The Offaly ace suffered a final round implosion in last week’s Turkish Airlines Open when he dropped five shots in two holes immediately after grabbing a share of the lead.
Ignoring the elephant in the room has become impossible for the 27-year old world No 52, who limped home tied for 25th in Antalya.
He needs a Top-13 finish on the Earth Course at Jumeirah Golf Estates to make the world rankings move that would guarantee him a Masters debut next April.
And he can think of no better way of doing it than notching up the European Tour win his 2014 richly deserves.
With world No 1 Rory McIlroy determined to walk away with both the Harry Vardon and the DP World Tour Championship trophies on Sunday, it’s big ask for Lowry.
But he believes the simply focussing on playing good golf will help him get over the mental barrier of the top-50 and head to Sun City for the Nedbank Golf Challenge next week with a spring in his step.
“I am kind of sick talking about it to be honest,” Lowry said of his world rankings quest. “I am sick thinking about it. It is something that is there now and I am just going to have to deal with it. I am just going to have to go and play well.
“I just have to go and play golf. Simple as that. It is like every week. I want to go and play well every week I play. Even today, I am probably going to play GMac for a few quid and I am going to want to play well today. That is just the way it is.

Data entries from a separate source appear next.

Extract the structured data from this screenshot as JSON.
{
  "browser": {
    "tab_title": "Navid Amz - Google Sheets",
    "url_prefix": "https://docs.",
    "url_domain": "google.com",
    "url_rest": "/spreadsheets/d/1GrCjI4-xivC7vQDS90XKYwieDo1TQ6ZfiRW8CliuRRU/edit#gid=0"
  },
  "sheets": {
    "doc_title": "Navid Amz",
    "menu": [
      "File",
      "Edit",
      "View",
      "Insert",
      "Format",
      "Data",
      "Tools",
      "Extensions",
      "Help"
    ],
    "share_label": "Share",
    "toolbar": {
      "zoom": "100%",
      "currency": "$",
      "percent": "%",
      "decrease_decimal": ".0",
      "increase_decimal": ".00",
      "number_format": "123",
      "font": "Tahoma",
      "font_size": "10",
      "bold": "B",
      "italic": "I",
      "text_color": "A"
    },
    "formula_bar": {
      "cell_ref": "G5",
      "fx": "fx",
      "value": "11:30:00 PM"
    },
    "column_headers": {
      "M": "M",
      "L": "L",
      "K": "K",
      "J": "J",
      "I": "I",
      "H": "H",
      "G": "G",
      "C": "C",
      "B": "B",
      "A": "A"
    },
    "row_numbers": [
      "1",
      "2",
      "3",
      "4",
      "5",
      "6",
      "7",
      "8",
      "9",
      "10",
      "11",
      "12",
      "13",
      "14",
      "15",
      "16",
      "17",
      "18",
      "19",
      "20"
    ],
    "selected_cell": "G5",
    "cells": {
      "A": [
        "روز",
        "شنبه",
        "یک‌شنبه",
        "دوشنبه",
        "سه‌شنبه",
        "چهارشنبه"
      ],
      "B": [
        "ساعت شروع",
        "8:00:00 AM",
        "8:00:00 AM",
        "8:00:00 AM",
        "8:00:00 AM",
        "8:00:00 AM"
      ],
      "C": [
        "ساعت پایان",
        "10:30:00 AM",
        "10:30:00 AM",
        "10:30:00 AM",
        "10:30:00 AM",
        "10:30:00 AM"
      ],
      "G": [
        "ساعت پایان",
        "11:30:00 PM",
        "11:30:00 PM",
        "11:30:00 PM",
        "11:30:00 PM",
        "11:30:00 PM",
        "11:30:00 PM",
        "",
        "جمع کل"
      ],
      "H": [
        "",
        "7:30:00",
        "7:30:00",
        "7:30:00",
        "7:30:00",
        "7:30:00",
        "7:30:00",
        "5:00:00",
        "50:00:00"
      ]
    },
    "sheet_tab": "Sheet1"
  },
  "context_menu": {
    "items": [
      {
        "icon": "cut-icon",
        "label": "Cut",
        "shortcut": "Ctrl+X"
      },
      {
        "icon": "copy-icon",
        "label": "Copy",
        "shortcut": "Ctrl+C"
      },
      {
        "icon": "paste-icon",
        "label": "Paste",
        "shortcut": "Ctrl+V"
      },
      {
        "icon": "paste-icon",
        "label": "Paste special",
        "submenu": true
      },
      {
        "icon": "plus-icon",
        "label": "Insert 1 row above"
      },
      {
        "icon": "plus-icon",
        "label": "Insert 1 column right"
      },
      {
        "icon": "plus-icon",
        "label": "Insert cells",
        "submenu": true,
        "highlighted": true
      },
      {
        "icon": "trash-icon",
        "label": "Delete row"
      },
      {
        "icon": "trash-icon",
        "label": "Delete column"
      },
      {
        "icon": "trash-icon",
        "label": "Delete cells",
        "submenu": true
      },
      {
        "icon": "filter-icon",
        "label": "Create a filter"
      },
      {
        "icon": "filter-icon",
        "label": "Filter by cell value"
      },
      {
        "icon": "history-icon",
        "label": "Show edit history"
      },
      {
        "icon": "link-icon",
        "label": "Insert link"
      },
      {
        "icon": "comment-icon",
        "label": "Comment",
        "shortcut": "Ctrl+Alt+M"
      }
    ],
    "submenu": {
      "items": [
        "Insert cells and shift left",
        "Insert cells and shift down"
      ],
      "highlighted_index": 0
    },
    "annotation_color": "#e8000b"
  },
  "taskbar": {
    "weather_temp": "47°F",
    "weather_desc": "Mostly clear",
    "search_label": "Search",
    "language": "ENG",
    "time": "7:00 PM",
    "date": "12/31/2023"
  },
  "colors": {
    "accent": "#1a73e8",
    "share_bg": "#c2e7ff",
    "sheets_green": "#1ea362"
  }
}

“I’ve just got to try and play well. Try and win. To be honest, I want to win. I spoke to [my coach] Neil [Manchip] about it and I think it is the only thing that this year is missing. This would be a great week to do it.”
Lowry took Tuesday off to see his parents after a long stretch on the road and feels recharged and ready to go.
Drawn with stablemate Ross Fisher, he said: “I think I will be alright this week.”
Having played his first four holes of the final round in four under last week, hitting a five iron to two feet at the fourth to set up an eagle three and snatch a share of the lead, he found what happened next hard to take.
Having jokingly mimed throwing his club in the lake after his wondershot, recalling how he’d threatened to dump the club after a poor shot in China the previous week, he promptly used the same club at the par-three fifth and found the lake, running up a triple bogey six there before carding a double bogey six at the sixth to kiss the title goodbye.
The five iron nearly went missing in China,” he said of his mock gesture on the fourth. “It was the first time I’d hit it since.”
Recalling how he felt about his rollercoaster, he said: “You go from one of the biggest highs to one of the biggest lows ever. It was tough to deal with. I had been playing lovely all week, I had been seeing shots and putting quite nicely. Then all of a sudden that happens and I couldn’t see a shot or see a putt going in.
“I felt like I played okay after that but for those two holes. But listen, it happened and I can’t do anything about it now. Unfortunately, it is not the last time it is going to happen in my career. It is (getting use to it). It is (a nice problem to have). It happened. I am over it now. It’s something I’m not going to dwell on and I will just try to look forward to it tomorrow.”
Reminded it is never the club that’s to blame, he smiled and said: “No. It’s always the indian, never the arrow.”
Getting things right mentally is Lowry’s big goal this week but with coach Neil Manchip by his side, he’s thinking clearly again and ready to hit the bullseye.